Unlike risk factors such as family history and radiation exposure, smoking is a modifiable risk factor that not only increases the risk for lung cancer and other cancers, yet also adversely affects the outcomes of cancer treatment(Siegel, Miller, & Jemal, 2019). Cigarette smoking is harmful for cancer patients and cancer survivors in several ways (Gallaway et al., 2019). For cancer patients who are current smokers at the time of diagnosis, entering smoking cessation significantly improves cancer treatment success and reduces risk of dying by 30-40% (Gritz, Toll, & Warren, 2014; National Center for Chronic Disease Prevention and Health Promotion (US) Office on Smoking and Health, 2014). Continued smoking and tobacco use during cancer treatment can result in increased risk of cancer recurrence and poorer treatment responses (Cinciripini et al., 2019). Continued smoking after a cancer diagnosis is associated with adverse health outcomes, including increased all-cause mortality and increased cancer-specific mortality, negative effects on cancer treatment and worsened chemotherapy toxicity, and increased risk for a second malignancy at the same site or a different site (Gallaway et al., 2019). Oncologists and other physicians have reported negative perceptions of their patients’ willingness to quit and are not typically trained in health behavior modification interventions (Weaver et al., 2012). A previous intervention providing tobacco cessation to cancer patients reported high and sustained quit rates. (Cinciripini et al., 2019). Quitting smoking after a cancer diagnosis can improve a patient’s cancer prognosis and increase long-term survival (HHS 2014). Leading cancer organizations including the American Society for Clinical Oncology, the American Association for Cancer Research, the Oncology Nursing Society, the International Association for the Study of Lung Cancer, and the National Comprehensive Cancer Network have advocated for providing cessation support to cancer patients (Warren et al., 2015).

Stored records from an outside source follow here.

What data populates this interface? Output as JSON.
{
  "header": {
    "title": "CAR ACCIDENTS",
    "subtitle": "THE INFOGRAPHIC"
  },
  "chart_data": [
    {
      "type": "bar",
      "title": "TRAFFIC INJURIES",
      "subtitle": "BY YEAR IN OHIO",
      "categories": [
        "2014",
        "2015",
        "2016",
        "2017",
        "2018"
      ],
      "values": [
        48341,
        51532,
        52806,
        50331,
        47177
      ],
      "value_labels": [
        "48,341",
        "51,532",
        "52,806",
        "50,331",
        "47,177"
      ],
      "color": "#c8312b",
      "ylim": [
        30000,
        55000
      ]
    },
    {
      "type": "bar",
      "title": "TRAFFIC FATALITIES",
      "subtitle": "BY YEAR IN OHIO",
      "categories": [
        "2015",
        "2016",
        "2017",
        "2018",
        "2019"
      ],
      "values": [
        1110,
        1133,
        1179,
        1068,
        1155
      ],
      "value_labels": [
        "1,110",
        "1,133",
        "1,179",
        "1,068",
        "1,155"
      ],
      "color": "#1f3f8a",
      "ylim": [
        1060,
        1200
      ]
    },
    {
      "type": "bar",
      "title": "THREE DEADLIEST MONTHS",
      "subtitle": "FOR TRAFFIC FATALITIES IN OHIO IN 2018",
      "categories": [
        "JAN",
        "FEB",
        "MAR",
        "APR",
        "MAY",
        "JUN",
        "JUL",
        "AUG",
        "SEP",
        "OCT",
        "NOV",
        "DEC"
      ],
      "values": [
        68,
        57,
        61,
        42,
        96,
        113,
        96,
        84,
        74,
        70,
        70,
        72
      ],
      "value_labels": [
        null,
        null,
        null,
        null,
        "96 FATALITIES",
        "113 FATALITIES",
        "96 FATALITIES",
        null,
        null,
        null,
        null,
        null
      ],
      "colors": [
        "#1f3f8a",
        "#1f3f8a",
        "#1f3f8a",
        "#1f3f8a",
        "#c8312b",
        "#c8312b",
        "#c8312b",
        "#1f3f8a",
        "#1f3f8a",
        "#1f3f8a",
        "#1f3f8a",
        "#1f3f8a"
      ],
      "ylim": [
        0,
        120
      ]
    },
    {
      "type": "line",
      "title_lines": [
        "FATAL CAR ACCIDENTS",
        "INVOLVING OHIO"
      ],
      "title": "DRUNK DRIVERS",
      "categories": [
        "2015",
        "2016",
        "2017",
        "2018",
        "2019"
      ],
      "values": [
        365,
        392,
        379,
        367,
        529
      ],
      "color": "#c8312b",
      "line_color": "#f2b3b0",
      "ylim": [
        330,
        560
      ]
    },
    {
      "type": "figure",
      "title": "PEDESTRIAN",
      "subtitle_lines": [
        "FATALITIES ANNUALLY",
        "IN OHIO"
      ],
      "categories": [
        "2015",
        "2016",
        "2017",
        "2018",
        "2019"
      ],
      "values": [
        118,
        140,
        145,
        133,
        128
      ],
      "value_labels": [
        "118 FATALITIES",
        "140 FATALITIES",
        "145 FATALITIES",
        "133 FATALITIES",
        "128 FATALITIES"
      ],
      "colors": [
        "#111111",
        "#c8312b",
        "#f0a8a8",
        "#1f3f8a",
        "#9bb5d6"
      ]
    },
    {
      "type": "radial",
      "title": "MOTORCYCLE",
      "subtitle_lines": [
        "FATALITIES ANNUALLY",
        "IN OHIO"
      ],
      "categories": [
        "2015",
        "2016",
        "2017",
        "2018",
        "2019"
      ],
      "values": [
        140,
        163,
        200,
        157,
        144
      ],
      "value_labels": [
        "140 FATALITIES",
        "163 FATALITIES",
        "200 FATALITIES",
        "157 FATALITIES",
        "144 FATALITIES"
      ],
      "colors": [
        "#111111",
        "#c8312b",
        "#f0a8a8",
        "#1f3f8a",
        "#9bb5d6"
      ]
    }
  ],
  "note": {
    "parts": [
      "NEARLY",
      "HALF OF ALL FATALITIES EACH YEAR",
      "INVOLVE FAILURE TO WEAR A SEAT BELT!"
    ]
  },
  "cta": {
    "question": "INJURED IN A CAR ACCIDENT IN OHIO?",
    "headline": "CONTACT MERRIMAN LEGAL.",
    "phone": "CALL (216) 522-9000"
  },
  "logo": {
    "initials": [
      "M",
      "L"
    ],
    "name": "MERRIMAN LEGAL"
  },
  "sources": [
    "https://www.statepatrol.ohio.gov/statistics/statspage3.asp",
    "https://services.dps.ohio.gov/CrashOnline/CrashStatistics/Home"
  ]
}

The feasibility, acceptability, and effectiveness of proactive approaches to smoking and tobacco cessation have been examined in randomized controlled trials (RCTs)(Fu et al., 2014; Fu et al., 2016; Danan et al., 2018; Haas et al., 2015; Rogers et al. 2018; Sherman et al., 2018), although the effectiveness of smoking cessation programs for lung cancer patients has not previously been studies in rural populations where barriers to tobacco cessation services are potentially greater than in urban areas.
Studies involving lung cancer patients in rural areas are needed to compare the relative effectiveness of interventions such as smoking quit lines and tobaccocessation counseling provided by nurse navigators or trained cessation educators. More scientific evidence is needed to address questions that affect outcomes of interest to lung cancer patients and their caregivers.